I remember walking into a job interview in 2001 at a mid-sized enterprise software company.   Beautiful plaques describing the company’s core values hung from the wall -- in the reception lobby, in the meeting rooms -- seemingly everywhere I looked.  They were thoughtful and well written.  Unfortunately, as I learned after joining the company, they in no way reflected the actual values or behaviors of the company.

Two years later, I joined a startup called Guidewire Software (now a multi-billion dollar public company), where I would stay for the next 12 years.  Building a high-integrity, high-quality culture was a passion of the six co-founders from the beginning.  They had core values in place before there was even a clear product direction (See section 1 of this presentation for a description of Guidewire’s core values).  Those values were reinforced by actions, and later by the business model.  With that bedrock, the company was able to grow for many years with a coherent culture and far less politics and tribalism than “normal”.  It was able to attract and retain great talent in a very un-sexy business (insurance transactional software) in Silicon Valley.  Most importantly, it created a place I was proud to go to work every day.  

It was a powerful lesson, and as I began my last job search, company culture was my #1 priority.

When I first met Sean (Ascend’s founder), just about the only things on the company website were his blog posts about Humility and Transparency.  That immediately signaled to me that this might be the right kind of place for me -- a signal that was confirmed over the course of many discussions during the interview process.  In the months since I’ve joined, the entire Ascend team has worked together to define a set of core values and behaviors that represent the organization we want -- moreover expect -- to be.  
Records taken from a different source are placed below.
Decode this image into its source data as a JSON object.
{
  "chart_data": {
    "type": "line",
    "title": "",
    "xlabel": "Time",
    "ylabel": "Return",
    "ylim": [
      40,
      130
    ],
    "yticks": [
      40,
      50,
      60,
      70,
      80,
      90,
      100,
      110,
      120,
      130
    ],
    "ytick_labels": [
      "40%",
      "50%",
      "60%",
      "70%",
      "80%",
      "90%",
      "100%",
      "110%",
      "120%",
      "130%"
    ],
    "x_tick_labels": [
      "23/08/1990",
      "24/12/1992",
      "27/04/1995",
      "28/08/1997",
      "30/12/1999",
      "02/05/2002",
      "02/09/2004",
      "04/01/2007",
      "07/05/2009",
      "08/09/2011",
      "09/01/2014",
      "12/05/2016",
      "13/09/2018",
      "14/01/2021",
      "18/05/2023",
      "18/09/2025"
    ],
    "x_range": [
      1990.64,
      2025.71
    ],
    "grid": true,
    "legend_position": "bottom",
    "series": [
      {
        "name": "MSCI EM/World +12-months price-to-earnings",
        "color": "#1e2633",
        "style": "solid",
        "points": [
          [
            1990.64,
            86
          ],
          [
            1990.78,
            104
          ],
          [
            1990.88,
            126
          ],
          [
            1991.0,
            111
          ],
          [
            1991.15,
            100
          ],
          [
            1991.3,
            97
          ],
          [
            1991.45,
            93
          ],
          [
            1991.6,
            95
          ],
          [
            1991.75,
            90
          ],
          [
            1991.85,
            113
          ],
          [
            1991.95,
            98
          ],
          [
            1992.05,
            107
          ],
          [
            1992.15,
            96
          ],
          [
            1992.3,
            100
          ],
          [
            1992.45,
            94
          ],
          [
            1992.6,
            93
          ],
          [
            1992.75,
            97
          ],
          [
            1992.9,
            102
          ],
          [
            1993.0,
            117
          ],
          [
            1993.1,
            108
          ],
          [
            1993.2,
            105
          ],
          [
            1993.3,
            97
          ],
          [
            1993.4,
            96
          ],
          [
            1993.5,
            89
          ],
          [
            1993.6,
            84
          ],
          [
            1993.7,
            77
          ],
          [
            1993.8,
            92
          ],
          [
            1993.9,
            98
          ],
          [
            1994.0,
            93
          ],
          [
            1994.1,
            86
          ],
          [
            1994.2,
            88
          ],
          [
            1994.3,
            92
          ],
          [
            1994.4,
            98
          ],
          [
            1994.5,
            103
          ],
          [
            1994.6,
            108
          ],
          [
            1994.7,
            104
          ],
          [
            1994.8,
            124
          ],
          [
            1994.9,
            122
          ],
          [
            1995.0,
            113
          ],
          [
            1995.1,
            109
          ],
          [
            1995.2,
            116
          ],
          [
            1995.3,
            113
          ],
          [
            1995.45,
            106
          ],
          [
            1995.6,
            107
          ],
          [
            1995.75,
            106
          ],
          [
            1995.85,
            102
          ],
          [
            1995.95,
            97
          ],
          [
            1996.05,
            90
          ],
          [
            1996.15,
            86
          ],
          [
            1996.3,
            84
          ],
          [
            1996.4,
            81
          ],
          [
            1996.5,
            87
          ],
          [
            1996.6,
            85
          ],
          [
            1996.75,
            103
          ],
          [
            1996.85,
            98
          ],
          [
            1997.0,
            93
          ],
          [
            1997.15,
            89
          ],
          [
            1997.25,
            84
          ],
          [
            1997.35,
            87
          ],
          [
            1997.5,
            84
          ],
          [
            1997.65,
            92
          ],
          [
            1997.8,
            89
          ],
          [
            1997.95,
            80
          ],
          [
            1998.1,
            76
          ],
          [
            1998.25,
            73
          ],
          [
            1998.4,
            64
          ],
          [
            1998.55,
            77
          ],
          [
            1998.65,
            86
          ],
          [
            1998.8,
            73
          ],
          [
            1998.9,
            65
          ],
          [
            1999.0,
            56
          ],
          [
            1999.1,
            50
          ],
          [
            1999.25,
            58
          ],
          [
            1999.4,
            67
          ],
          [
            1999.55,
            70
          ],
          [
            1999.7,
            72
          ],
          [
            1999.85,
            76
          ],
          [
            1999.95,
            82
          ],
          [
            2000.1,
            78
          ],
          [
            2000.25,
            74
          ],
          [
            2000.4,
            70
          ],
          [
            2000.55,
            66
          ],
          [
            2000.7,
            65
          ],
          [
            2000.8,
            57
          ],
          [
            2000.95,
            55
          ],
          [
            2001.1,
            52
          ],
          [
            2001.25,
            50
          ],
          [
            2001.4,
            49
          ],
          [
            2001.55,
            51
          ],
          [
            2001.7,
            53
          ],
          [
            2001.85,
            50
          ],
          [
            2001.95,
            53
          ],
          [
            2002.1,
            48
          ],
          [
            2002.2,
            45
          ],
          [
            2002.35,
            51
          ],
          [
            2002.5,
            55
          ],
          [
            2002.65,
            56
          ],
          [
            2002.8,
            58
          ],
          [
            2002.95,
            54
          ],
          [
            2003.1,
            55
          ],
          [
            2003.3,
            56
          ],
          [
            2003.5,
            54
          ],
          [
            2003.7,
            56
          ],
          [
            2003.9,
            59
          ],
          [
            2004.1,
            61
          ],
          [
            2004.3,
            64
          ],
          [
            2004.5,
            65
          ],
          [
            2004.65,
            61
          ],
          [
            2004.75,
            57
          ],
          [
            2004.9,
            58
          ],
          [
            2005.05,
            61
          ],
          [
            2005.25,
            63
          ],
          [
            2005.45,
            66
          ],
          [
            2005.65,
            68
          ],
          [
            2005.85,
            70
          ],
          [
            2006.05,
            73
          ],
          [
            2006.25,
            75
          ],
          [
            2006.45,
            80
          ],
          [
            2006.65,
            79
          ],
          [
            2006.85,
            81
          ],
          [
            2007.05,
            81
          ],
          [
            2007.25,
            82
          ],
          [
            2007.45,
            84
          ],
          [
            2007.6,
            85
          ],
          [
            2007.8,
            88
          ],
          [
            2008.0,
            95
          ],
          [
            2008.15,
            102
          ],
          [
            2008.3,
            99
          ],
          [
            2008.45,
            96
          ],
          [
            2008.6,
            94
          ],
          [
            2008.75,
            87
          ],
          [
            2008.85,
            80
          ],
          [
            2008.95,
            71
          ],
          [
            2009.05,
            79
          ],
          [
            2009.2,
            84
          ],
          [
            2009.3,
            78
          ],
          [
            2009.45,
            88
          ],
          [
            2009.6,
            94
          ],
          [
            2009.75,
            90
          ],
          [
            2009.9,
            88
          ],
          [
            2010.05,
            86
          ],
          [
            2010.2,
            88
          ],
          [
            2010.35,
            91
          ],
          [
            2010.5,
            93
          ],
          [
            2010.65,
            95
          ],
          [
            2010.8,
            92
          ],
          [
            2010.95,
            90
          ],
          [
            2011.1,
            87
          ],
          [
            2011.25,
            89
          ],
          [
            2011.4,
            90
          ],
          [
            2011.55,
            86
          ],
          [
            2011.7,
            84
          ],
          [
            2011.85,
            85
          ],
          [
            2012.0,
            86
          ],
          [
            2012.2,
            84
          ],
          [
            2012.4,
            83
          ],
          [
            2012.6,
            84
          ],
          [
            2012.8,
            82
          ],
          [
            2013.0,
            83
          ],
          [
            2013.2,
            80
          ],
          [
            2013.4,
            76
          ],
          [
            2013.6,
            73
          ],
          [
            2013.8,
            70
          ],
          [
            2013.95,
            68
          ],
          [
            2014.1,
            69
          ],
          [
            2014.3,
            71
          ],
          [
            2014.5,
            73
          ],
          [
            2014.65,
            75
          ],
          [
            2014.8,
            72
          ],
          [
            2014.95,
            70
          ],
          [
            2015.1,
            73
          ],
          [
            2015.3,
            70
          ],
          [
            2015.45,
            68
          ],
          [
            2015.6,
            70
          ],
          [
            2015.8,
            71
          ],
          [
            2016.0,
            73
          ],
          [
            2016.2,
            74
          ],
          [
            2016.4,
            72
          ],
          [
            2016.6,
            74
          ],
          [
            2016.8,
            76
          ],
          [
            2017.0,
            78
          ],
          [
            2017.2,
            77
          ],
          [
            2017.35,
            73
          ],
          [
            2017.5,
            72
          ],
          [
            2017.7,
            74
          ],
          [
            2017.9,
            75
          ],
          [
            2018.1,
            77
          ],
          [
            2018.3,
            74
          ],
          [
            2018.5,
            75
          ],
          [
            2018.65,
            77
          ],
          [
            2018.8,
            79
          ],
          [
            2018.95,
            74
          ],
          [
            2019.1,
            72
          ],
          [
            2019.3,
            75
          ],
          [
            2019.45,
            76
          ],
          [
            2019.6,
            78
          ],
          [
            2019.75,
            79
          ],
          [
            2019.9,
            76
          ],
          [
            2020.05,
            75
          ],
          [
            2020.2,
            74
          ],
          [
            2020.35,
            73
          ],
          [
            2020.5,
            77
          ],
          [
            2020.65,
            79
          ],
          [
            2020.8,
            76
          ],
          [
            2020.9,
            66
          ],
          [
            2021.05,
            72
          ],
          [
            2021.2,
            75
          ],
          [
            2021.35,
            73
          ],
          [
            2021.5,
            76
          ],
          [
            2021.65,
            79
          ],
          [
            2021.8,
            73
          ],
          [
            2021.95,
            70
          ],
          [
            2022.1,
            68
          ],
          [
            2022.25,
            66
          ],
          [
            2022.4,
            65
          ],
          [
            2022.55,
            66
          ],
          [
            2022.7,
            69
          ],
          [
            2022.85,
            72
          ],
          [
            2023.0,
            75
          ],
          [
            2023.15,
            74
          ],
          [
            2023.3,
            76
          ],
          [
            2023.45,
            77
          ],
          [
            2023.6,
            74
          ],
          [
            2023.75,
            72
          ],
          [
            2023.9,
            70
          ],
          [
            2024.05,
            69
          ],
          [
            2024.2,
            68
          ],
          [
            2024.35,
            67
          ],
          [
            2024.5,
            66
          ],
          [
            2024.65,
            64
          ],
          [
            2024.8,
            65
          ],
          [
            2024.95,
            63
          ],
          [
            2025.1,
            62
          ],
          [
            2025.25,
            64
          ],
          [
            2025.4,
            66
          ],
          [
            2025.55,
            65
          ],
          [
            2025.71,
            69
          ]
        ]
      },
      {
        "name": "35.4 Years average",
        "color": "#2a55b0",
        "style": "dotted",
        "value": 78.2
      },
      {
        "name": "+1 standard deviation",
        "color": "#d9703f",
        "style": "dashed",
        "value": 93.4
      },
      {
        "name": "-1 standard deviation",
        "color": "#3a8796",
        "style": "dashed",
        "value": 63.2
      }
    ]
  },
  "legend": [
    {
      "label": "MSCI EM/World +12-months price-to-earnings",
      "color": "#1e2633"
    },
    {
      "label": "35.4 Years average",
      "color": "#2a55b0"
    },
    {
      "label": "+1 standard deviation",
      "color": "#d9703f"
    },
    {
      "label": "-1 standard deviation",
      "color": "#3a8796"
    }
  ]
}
While I’m proud of what we’ve defined, the most important work is in taking our values beyond a website and weaving them into our day to day (and then keeping them there as we grow!).  Why focus on this now?  It’s easy to have a strong de facto culture as a small company.  But then things start moving fast, the company grows, and if you aren’t intentional about it, you inevitably drift into becoming “just another company” with all of the normal politics, tribalism, etc.
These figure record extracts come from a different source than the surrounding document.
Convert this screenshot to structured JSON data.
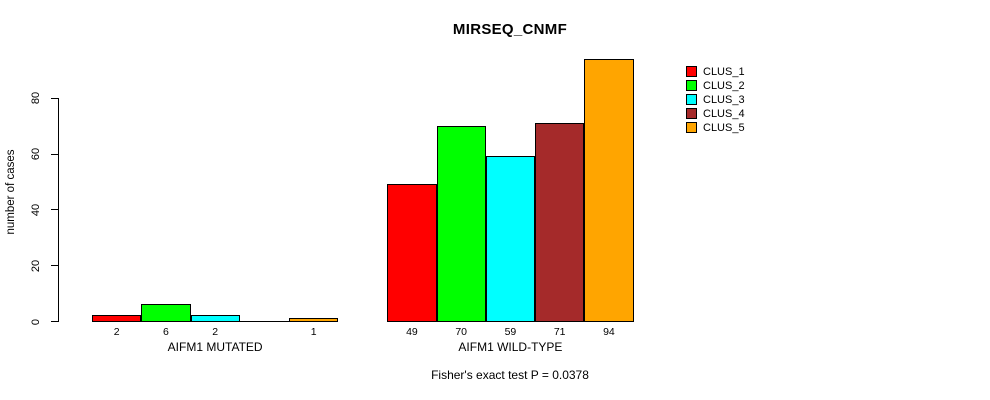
{
  "chart_data": {
    "type": "bar",
    "title": "MIRSEQ_CNMF",
    "ylabel": "number of cases",
    "xlabel": "",
    "ylim": [
      0,
      94
    ],
    "yticks": [
      0,
      20,
      40,
      60,
      80
    ],
    "grid": false,
    "legend_position": "right",
    "categories": [
      "AIFM1 MUTATED",
      "AIFM1 WILD-TYPE"
    ],
    "series": [
      {
        "name": "CLUS_1",
        "color": "#FF0000",
        "values": [
          2,
          49
        ]
      },
      {
        "name": "CLUS_2",
        "color": "#00FF00",
        "values": [
          6,
          70
        ]
      },
      {
        "name": "CLUS_3",
        "color": "#00FFFF",
        "values": [
          2,
          59
        ]
      },
      {
        "name": "CLUS_4",
        "color": "#A52A2A",
        "values": [
          0,
          71
        ]
      },
      {
        "name": "CLUS_5",
        "color": "#FFA500",
        "values": [
          1,
          94
        ]
      }
    ],
    "bar_labels": [
      [
        "2",
        "6",
        "2",
        "",
        "1"
      ],
      [
        "49",
        "70",
        "59",
        "71",
        "94"
      ]
    ],
    "annotation": "Fisher's exact test P = 0.0378",
    "axis_color": "#000000",
    "bar_border_color": "#000000"
  }
}
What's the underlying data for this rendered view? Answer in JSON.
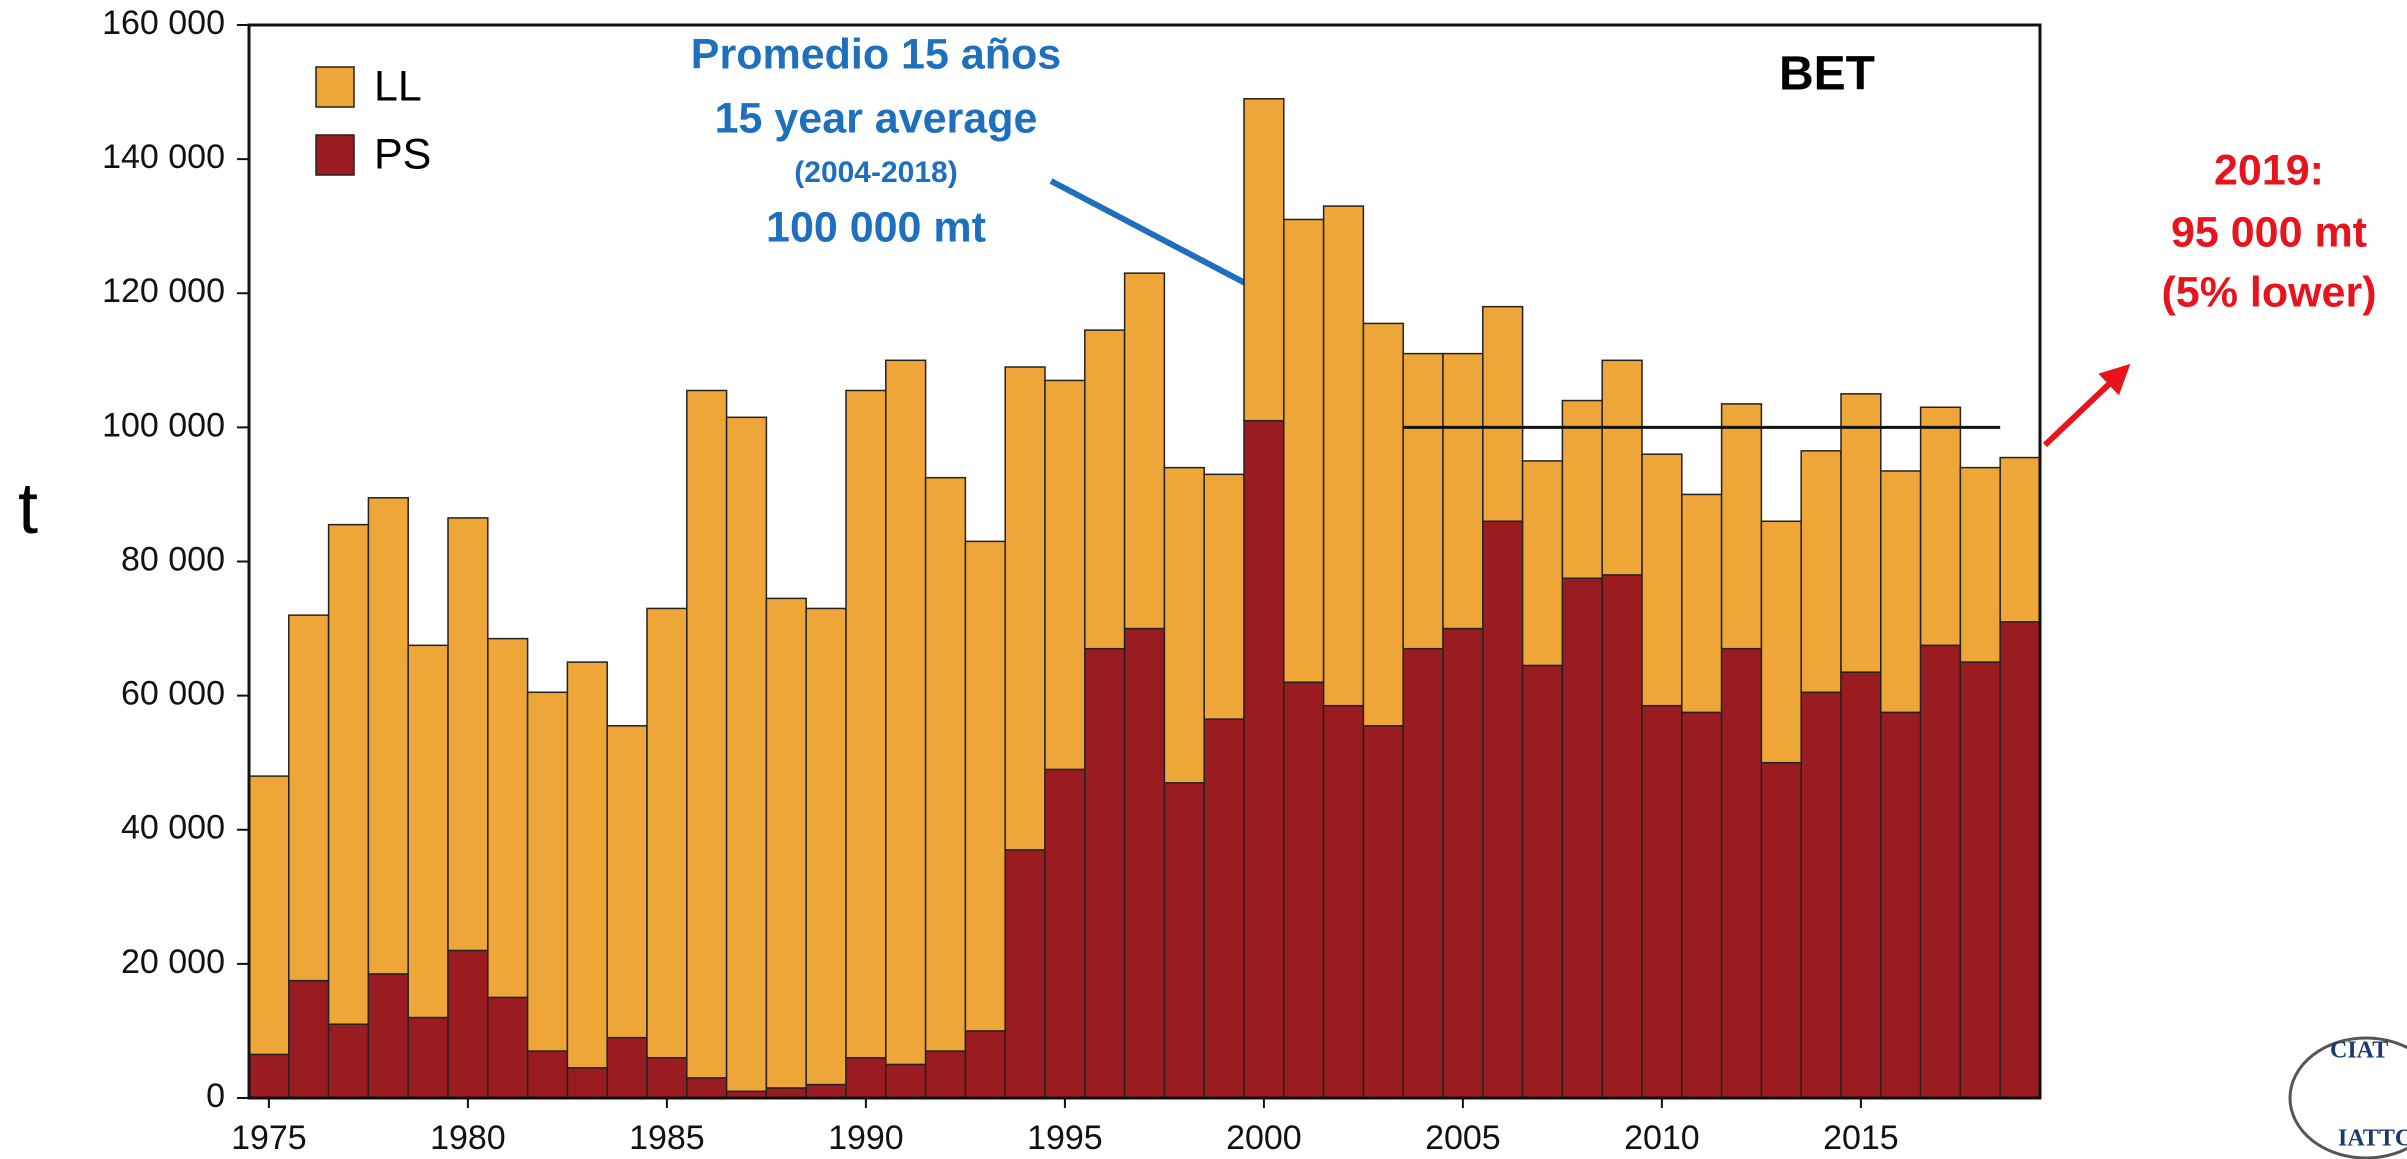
{
  "chart_data": {
    "type": "stacked_bar",
    "y_label": "t",
    "panel_label": "BET",
    "x": [
      1975,
      1976,
      1977,
      1978,
      1979,
      1980,
      1981,
      1982,
      1983,
      1984,
      1985,
      1986,
      1987,
      1988,
      1989,
      1990,
      1991,
      1992,
      1993,
      1994,
      1995,
      1996,
      1997,
      1998,
      1999,
      2000,
      2001,
      2002,
      2003,
      2004,
      2005,
      2006,
      2007,
      2008,
      2009,
      2010,
      2011,
      2012,
      2013,
      2014,
      2015,
      2016,
      2017,
      2018,
      2019
    ],
    "series": [
      {
        "name": "LL",
        "color": "#eda637",
        "values": [
          41500,
          54500,
          74500,
          71000,
          55500,
          64500,
          53500,
          53500,
          60500,
          46500,
          67000,
          102500,
          100500,
          73000,
          71000,
          99500,
          105000,
          85500,
          73000,
          72000,
          58000,
          47500,
          53000,
          47000,
          36500,
          48000,
          69000,
          74500,
          60000,
          44000,
          41000,
          32000,
          30500,
          26500,
          32000,
          37500,
          32500,
          36500,
          36000,
          36000,
          41500,
          36000,
          35500,
          29000,
          24500
        ]
      },
      {
        "name": "PS",
        "color": "#9b1c20",
        "values": [
          6500,
          17500,
          11000,
          18500,
          12000,
          22000,
          15000,
          7000,
          4500,
          9000,
          6000,
          3000,
          1000,
          1500,
          2000,
          6000,
          5000,
          7000,
          10000,
          37000,
          49000,
          67000,
          70000,
          47000,
          56500,
          101000,
          62000,
          58500,
          55500,
          67000,
          70000,
          86000,
          64500,
          77500,
          78000,
          58500,
          57500,
          67000,
          50000,
          60500,
          63500,
          57500,
          67500,
          65000,
          71000
        ]
      }
    ],
    "xlim": [
      1974.5,
      2019.5
    ],
    "xticks": [
      1975,
      1980,
      1985,
      1990,
      1995,
      2000,
      2005,
      2010,
      2015
    ],
    "ylim": [
      0,
      160000
    ],
    "yticks": [
      0,
      {
        "value": 20000,
        "label": "20 000"
      },
      {
        "value": 40000,
        "label": "40 000"
      },
      {
        "value": 60000,
        "label": "60 000"
      },
      {
        "value": 80000,
        "label": "80 000"
      },
      {
        "value": 100000,
        "label": "100 000"
      },
      {
        "value": 120000,
        "label": "120 000"
      },
      {
        "value": 140000,
        "label": "140 000"
      },
      {
        "value": 160000,
        "label": "160 000"
      }
    ],
    "reference_line": {
      "y": 100000,
      "x": [
        2004,
        2018
      ]
    },
    "annotation_average": [
      "Promedio 15 años",
      "15 year average",
      "(2004-2018)",
      "100 000 mt"
    ],
    "annotation_2019": [
      "2019:",
      "95 000 mt",
      "(5% lower)"
    ],
    "logo": [
      "CIAT",
      "IATTC"
    ]
  }
}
One simple test of whether core values are practiced or are mere platitudes is if they are ever actually used by leadership to make decisions that weren’t purely in the company’s near-term self-interest.
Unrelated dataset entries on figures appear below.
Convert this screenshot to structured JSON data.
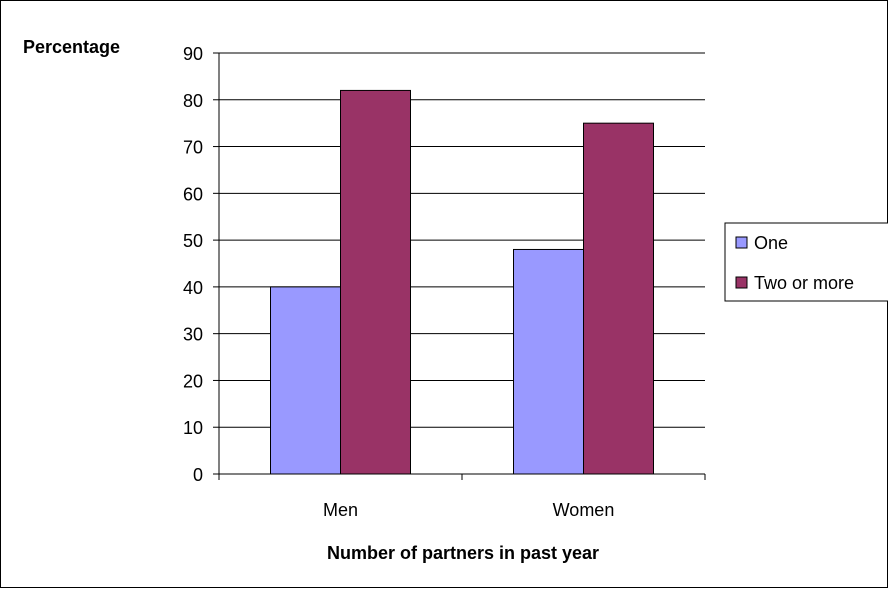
{
  "chart_data": {
    "type": "bar",
    "title": "",
    "ylabel": "Percentage",
    "xlabel": "Number of partners in past year",
    "categories": [
      "Men",
      "Women"
    ],
    "series": [
      {
        "name": "One",
        "values": [
          40,
          48
        ],
        "color": "#9999ff"
      },
      {
        "name": "Two or more",
        "values": [
          82,
          75
        ],
        "color": "#993366"
      }
    ],
    "ylim": [
      0,
      90
    ],
    "yticks": [
      0,
      10,
      20,
      30,
      40,
      50,
      60,
      70,
      80,
      90
    ],
    "grid": true,
    "legend": "right"
  }
}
I like that test.  We’re off to a good start at Ascend, with a healthy existing culture, an intentional focus on keeping the culture intact as we grow, and an agreed description of the culture and core values.  Now comes the hard part of continuing to live them every day and making sure they don’t wind up as platitudes on a plaque.  We look forward to the challenge ahead in proving that our values can stand the tests of time and scale.